Proof Stress

Last Updated: March 22, 2018

Definition - What does Proof Stress mean?

A proof stress is a level of stress at which a material undergoes plastic deformation. More specifically, the proof stress is often defined as the point when the material undergoes an amount of plastic deformation equal to 0.2 percent.

Proof stress is an important material characteristic to be aware of during the material selection process. It is necessary to make sure that the proof stress of the material is not exceeded by the stresses in the application if the material must not be allowed to deform. If the proof stress is exceeded then plastic deformation will occur and could ultimately result in fracture of the material.

Proof stress is also known as the offset yield stress.
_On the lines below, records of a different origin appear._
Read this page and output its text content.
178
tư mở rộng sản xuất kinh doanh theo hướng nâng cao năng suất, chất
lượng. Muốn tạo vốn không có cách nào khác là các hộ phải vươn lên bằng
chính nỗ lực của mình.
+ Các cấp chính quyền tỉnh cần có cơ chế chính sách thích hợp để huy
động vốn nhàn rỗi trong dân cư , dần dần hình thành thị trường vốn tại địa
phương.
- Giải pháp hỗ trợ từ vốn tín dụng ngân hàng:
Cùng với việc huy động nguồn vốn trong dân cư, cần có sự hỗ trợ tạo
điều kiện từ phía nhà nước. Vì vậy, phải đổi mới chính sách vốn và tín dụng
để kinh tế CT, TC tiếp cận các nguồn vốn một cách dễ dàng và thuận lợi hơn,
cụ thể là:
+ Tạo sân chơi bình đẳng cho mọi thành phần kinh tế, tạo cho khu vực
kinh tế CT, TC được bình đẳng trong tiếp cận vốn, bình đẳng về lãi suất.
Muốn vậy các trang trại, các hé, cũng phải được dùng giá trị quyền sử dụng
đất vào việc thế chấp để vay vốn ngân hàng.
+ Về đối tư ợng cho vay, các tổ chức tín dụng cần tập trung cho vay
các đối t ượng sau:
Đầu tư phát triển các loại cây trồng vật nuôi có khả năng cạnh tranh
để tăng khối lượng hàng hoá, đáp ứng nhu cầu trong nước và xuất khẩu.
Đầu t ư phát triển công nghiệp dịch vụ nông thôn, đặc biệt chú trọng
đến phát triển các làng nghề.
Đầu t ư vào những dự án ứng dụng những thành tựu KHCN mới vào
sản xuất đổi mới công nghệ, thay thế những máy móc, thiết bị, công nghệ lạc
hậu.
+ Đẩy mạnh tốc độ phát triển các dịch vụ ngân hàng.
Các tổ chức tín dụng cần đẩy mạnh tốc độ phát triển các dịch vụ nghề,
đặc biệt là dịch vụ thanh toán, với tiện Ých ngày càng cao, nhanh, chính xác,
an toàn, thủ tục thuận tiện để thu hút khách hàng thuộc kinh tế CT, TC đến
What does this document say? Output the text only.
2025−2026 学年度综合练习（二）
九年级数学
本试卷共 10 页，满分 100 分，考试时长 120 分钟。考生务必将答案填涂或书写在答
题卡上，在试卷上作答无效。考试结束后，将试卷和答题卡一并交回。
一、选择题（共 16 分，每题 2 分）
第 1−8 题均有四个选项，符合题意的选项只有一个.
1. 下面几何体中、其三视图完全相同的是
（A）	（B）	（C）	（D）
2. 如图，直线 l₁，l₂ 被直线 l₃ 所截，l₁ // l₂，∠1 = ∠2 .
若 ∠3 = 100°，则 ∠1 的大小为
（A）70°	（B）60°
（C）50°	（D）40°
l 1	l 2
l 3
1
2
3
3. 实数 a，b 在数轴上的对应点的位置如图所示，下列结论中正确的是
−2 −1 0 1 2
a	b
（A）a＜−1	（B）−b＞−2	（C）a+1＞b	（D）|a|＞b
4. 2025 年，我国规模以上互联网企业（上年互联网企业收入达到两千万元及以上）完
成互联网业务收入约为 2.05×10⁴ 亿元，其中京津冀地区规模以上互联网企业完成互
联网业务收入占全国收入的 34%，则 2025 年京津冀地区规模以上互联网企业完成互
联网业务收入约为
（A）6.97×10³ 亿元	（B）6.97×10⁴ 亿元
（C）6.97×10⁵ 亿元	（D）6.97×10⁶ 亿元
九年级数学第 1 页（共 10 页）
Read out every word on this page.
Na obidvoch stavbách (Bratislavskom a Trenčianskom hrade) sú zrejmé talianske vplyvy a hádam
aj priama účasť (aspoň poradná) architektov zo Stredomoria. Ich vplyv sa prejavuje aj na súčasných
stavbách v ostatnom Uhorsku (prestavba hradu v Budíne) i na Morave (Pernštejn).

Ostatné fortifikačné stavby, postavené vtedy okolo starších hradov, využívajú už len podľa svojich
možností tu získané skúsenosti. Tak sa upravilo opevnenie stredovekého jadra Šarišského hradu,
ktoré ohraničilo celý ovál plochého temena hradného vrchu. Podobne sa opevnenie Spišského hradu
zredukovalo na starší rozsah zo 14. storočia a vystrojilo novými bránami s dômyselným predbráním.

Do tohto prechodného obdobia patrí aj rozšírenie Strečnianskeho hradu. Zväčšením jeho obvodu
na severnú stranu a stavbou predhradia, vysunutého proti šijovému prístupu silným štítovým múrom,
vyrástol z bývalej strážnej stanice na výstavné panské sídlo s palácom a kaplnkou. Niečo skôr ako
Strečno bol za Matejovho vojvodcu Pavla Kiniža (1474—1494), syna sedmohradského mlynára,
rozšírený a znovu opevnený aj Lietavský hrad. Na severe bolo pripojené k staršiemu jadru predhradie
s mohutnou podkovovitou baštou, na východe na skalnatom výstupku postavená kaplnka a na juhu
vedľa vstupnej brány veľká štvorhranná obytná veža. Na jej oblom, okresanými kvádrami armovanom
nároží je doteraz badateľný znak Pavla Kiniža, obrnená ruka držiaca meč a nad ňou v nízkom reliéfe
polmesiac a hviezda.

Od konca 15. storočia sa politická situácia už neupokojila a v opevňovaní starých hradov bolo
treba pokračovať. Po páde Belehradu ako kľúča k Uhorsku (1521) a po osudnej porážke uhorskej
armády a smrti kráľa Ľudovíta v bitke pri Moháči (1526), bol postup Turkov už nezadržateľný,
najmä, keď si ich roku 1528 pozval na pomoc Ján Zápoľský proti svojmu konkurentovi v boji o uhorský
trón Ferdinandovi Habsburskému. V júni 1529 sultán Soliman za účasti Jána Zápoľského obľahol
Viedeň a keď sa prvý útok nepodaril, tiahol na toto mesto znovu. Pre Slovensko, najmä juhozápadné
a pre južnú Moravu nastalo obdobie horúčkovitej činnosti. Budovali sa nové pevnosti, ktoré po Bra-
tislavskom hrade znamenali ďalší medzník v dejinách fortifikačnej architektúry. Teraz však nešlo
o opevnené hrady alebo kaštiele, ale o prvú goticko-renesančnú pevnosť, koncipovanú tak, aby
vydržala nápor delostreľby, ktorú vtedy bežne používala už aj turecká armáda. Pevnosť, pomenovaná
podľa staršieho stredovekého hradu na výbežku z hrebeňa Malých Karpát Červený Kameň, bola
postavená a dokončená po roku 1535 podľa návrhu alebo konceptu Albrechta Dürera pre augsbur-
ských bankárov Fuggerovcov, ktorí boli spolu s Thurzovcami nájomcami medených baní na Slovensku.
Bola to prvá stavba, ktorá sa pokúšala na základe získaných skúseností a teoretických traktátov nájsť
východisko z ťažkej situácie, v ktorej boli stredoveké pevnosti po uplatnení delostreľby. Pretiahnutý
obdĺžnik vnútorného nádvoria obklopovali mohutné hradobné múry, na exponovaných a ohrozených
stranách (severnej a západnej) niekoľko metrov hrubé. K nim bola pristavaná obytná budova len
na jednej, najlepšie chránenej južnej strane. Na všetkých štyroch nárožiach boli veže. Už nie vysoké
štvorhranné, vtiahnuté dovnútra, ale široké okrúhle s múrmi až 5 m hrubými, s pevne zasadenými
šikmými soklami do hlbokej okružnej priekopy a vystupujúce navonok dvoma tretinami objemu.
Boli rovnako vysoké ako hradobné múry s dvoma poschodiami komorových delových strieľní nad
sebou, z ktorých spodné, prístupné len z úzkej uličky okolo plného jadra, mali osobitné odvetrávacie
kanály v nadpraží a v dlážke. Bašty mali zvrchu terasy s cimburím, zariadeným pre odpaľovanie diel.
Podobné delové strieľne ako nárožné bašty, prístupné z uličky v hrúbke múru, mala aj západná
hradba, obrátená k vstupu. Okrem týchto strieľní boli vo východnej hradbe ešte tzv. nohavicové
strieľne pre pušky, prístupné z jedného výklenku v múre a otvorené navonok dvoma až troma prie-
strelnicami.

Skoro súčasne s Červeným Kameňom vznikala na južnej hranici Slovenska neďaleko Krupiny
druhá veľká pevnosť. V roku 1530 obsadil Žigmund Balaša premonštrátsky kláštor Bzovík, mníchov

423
Corrosionpedia explains Proof Stress

Proof stress is also called offset yield stress because it is the stress required to make the material "yield."

Proof stress should not be confused with ultimate stress. The proof stress is the stress at which the material deforms, whereas the ultimate stress is the maximum stress that a material can withstand prior to failure. Nor should the proof stress be misinterpreted as elastic deformation, which occurs when stresses are large enough to stretch atomic bonds but small enough that when it is removed the material returns to its original shape and size. The proof stress of a material is large enough to not only stretch atomic bonds, but also to break those bonds and cause the atoms to move across dislocations; this causes permanent deformation.

The proof stress is the yield stress calculated at a given offset. Typically this offset is defined as the stress that a material has undergone when it has deformed by 0.1% or 0.2%. The offset is used because some materials have an exact yield stress that is difficult to discern. The offset yield stress, or proof stress, is more readily measured than the yield stress for these types of materials.